The retractions raised concerns in the medical and scientific community that researchers and prestigious medical journals are lowering their standards in a rush to publish during the pandemic.

"I'm concerned that the usual standards, both at the level of the journals and at the level of authors and faculty rushing to get high-impact work published, has meant that our usual standards have fallen," said Steven Joffe, a medical ethicist at the University of Pennsylvania.

"Everybody should be stopping and pausing and asking: 'Are we moving too quickly, are we confident in the quality of our data, and our analysis?' " he added. "There is a need for caution and scrutiny at every level of the process."

Controversy surrounding hydroxycholoquine and a related drug chloroquine has swirled for months, partly because Trump has urged people to try it and has taken it himself, even in the absence of a clear benefit. The Food and Drug Administration has warned that the drug can cause heart problems and urged that it be used only in hospital settings or clinical trials.

The Lancet retraction is unlikely to quell the controversy about the drug. On Wednesday, researchers at the University of Minnesota's medical school on Wednesday reported the results of a randomized, placebo-controlled trial, saying the drug was no better at preventing covid-19, the disease caused by the novel coronavirus, than a placebo. Additional randomized trials, considered the gold standard, are being conducted.
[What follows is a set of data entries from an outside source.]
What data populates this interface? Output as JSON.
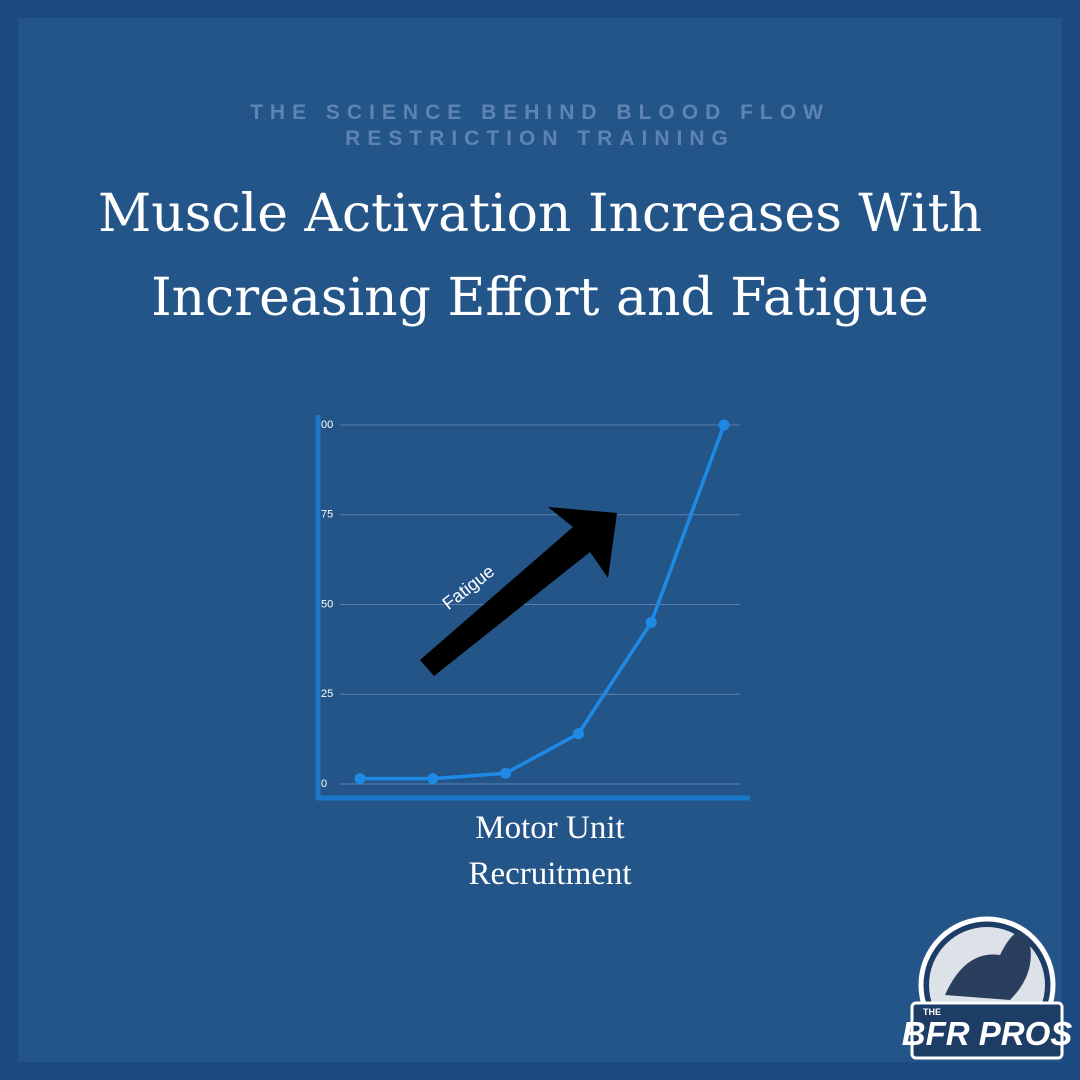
{
  "chart_data": {
    "type": "line",
    "subtitle": "THE SCIENCE BEHIND BLOOD FLOW RESTRICTION TRAINING",
    "title": "Muscle Activation Increases With Increasing Effort and Fatigue",
    "x_label": "Motor Unit Recruitment",
    "annotation": "Fatigue",
    "categories": [
      null,
      null,
      null,
      null,
      null,
      null
    ],
    "values": [
      1.5,
      1.5,
      3,
      14,
      45,
      100
    ],
    "color": "#1e8ae6",
    "ylim": [
      0,
      100
    ],
    "yticks": [
      0,
      25,
      50,
      75,
      {
        "value": 100,
        "label": "00"
      }
    ],
    "grid": true
  },
  "logo": {
    "small": "THE",
    "main": "BFR PROS"
  }
}
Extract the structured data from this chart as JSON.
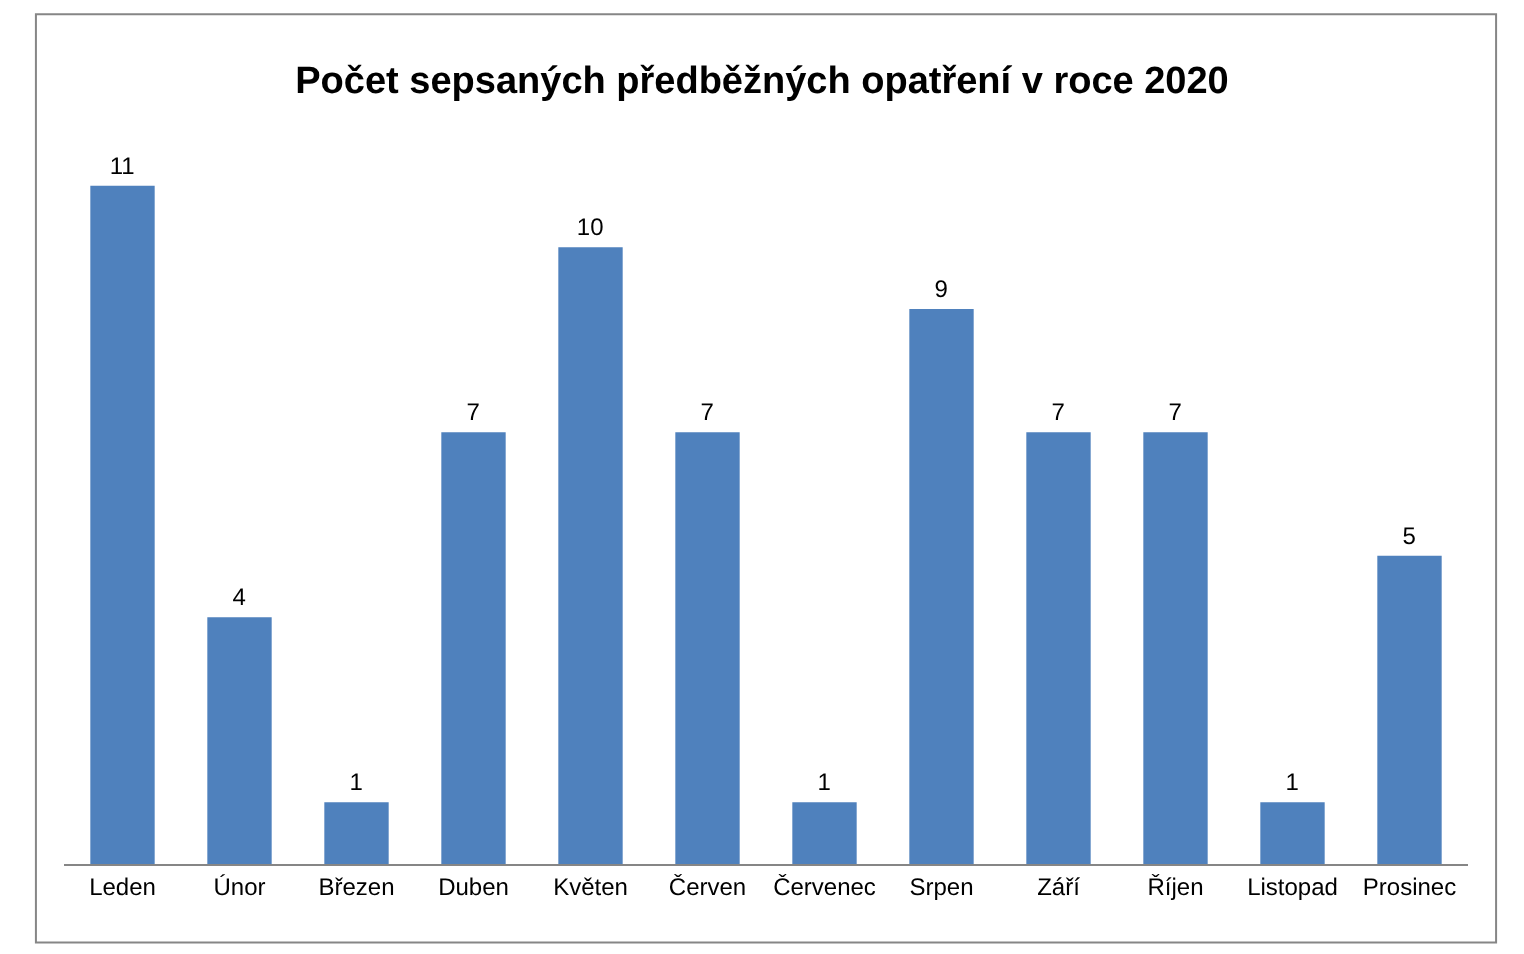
{
  "chart_data": {
    "type": "bar",
    "title": "Počet sepsaných předběžných opatření v roce 2020",
    "categories": [
      "Leden",
      "Únor",
      "Březen",
      "Duben",
      "Květen",
      "Červen",
      "Červenec",
      "Srpen",
      "Září",
      "Říjen",
      "Listopad",
      "Prosinec"
    ],
    "values": [
      11,
      4,
      1,
      7,
      10,
      7,
      1,
      9,
      7,
      7,
      1,
      5
    ],
    "color": "#4f81bd",
    "data_labels": true,
    "tick_labels": "x"
  }
}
The authors of the Lancet study said in their statement that they launched an independent third-party peer review of Surgisphere, with the consent of Desai, to confirm the completeness and accuracy of the data and to replicate its analysis.

But, they said, the company declined to provide the full data set to the reviewer, saying it would violate client agreements and confidentiality requirements.

"As such, our reviewers were not able to conduct an independent and private peer review and therefore notified us of their withdrawal from the peer-review process," said the statement by the lead author, Mandeep Mehra, a Harvard University medical school professor who is a physician at Brigham and Women's Hospital, and two other authors.

The authors apologized to the editors of the journal and its readers for causing "any embarrassment or inconvenience."

The study had a major impact, prompting the World Health Organization to temporarily suspend use of hydroxychloroquine in a clinical trial on covid-19 treatments, and France banned its use in covid-19 patients.